Exclusivo Ana Laíns, 20 anos a remar pela maré

A cantora está de regresso aos palcos nacionais, depois de uma minidigressão pela Europa, para apresentar este domingo, em Famalicão, o álbum 20 Anos, com o qual atingiu o primeiro lugar do top nacional.

Será, porventura, a mais desconhecida das estrelas nacionais, mas o epíteto habitualmente atribuído aos ídolos de multidões não surge aqui por acaso.

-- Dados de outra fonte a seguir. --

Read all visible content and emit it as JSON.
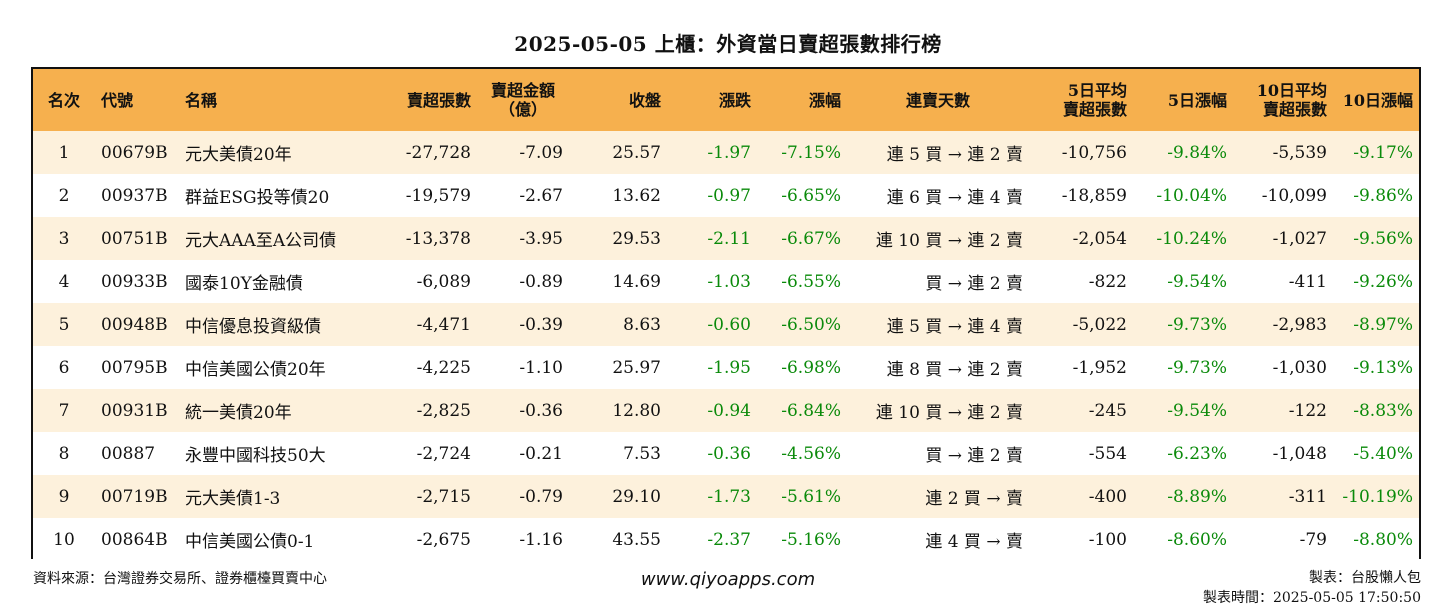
{
  "title": "2025-05-05 上櫃：外資當日賣超張數排行榜",
  "headers": {
    "rank": "名次",
    "code": "代號",
    "name": "名稱",
    "sell_lots": "賣超張數",
    "sell_amount": "賣超金額\n（億）",
    "close": "收盤",
    "change": "漲跌",
    "change_pct": "漲幅",
    "streak": "連賣天數",
    "avg5": "5日平均\n賣超張數",
    "pct5": "5日漲幅",
    "avg10": "10日平均\n賣超張數",
    "pct10": "10日漲幅"
  },
  "rows": [
    {
      "rank": "1",
      "code": "00679B",
      "name": "元大美債20年",
      "sell_lots": "-27,728",
      "sell_amount": "-7.09",
      "close": "25.57",
      "change": "-1.97",
      "change_pct": "-7.15%",
      "streak": "連 5 買 → 連 2 賣",
      "avg5": "-10,756",
      "pct5": "-9.84%",
      "avg10": "-5,539",
      "pct10": "-9.17%"
    },
    {
      "rank": "2",
      "code": "00937B",
      "name": "群益ESG投等債20",
      "sell_lots": "-19,579",
      "sell_amount": "-2.67",
      "close": "13.62",
      "change": "-0.97",
      "change_pct": "-6.65%",
      "streak": "連 6 買 → 連 4 賣",
      "avg5": "-18,859",
      "pct5": "-10.04%",
      "avg10": "-10,099",
      "pct10": "-9.86%"
    },
    {
      "rank": "3",
      "code": "00751B",
      "name": "元大AAA至A公司債",
      "sell_lots": "-13,378",
      "sell_amount": "-3.95",
      "close": "29.53",
      "change": "-2.11",
      "change_pct": "-6.67%",
      "streak": "連 10 買 → 連 2 賣",
      "avg5": "-2,054",
      "pct5": "-10.24%",
      "avg10": "-1,027",
      "pct10": "-9.56%"
    },
    {
      "rank": "4",
      "code": "00933B",
      "name": "國泰10Y金融債",
      "sell_lots": "-6,089",
      "sell_amount": "-0.89",
      "close": "14.69",
      "change": "-1.03",
      "change_pct": "-6.55%",
      "streak": "買 → 連 2 賣",
      "avg5": "-822",
      "pct5": "-9.54%",
      "avg10": "-411",
      "pct10": "-9.26%"
    },
    {
      "rank": "5",
      "code": "00948B",
      "name": "中信優息投資級債",
      "sell_lots": "-4,471",
      "sell_amount": "-0.39",
      "close": "8.63",
      "change": "-0.60",
      "change_pct": "-6.50%",
      "streak": "連 5 買 → 連 4 賣",
      "avg5": "-5,022",
      "pct5": "-9.73%",
      "avg10": "-2,983",
      "pct10": "-8.97%"
    },
    {
      "rank": "6",
      "code": "00795B",
      "name": "中信美國公債20年",
      "sell_lots": "-4,225",
      "sell_amount": "-1.10",
      "close": "25.97",
      "change": "-1.95",
      "change_pct": "-6.98%",
      "streak": "連 8 買 → 連 2 賣",
      "avg5": "-1,952",
      "pct5": "-9.73%",
      "avg10": "-1,030",
      "pct10": "-9.13%"
    },
    {
      "rank": "7",
      "code": "00931B",
      "name": "統一美債20年",
      "sell_lots": "-2,825",
      "sell_amount": "-0.36",
      "close": "12.80",
      "change": "-0.94",
      "change_pct": "-6.84%",
      "streak": "連 10 買 → 連 2 賣",
      "avg5": "-245",
      "pct5": "-9.54%",
      "avg10": "-122",
      "pct10": "-8.83%"
    },
    {
      "rank": "8",
      "code": "00887",
      "name": "永豐中國科技50大",
      "sell_lots": "-2,724",
      "sell_amount": "-0.21",
      "close": "7.53",
      "change": "-0.36",
      "change_pct": "-4.56%",
      "streak": "買 → 連 2 賣",
      "avg5": "-554",
      "pct5": "-6.23%",
      "avg10": "-1,048",
      "pct10": "-5.40%"
    },
    {
      "rank": "9",
      "code": "00719B",
      "name": "元大美債1-3",
      "sell_lots": "-2,715",
      "sell_amount": "-0.79",
      "close": "29.10",
      "change": "-1.73",
      "change_pct": "-5.61%",
      "streak": "連 2 買 → 賣",
      "avg5": "-400",
      "pct5": "-8.89%",
      "avg10": "-311",
      "pct10": "-10.19%"
    },
    {
      "rank": "10",
      "code": "00864B",
      "name": "中信美國公債0-1",
      "sell_lots": "-2,675",
      "sell_amount": "-1.16",
      "close": "43.55",
      "change": "-2.37",
      "change_pct": "-5.16%",
      "streak": "連 4 買 → 賣",
      "avg5": "-100",
      "pct5": "-8.60%",
      "avg10": "-79",
      "pct10": "-8.80%"
    }
  ],
  "footer": {
    "source": "資料來源：台灣證券交易所、證券櫃檯買賣中心",
    "website": "www.qiyoapps.com",
    "maker": "製表：台股懶人包",
    "made_time": "製表時間：2025-05-05 17:50:50"
  },
  "colors": {
    "header_bg": "#f6b04e",
    "stripe_bg": "#fdf1dc",
    "negative_green": "#0a8a0a"
  }
}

Afinal, não serão assim tantos a poderem gabar-se de ter atingido o primeiro lugar do top nacional. E mesmo sabendo que os números já não são como nos velhos tempos, estes refletem igualmente outras variantes, digamos, mais tecnológicas que são iguais para todos. Mas adiante, porque 20 anos de carreira também não estão ao alcance de todos, "apesar do reduzido espaço mediático", para artistas - "como eu" -, que trabalham sozinhos e lançam discos de forma independente.

Especialmente numa área que não é só música tradicional, mas também não é pop, ou seja "é um bocadinho de tudo", como diz Ana Laíns, com humor. "Não acredito que seja propositado, essa alegada falta de interesse, talvez seja apenas preguiça, mas tudo fica mais difícil e isso acaba por nos penalizar a outros níveis", atira, já mais a sério. Por exemplo, assinala, é difícil ser cabeça-de-cartaz em festivais: "Há muitos mais artistas como eu, mas somos sempre aqueles das letras pequeninas lá pelo meio ou, pior ainda, um dos "muitos mais", que já se tornou numa assim uma espécie de nome do meio".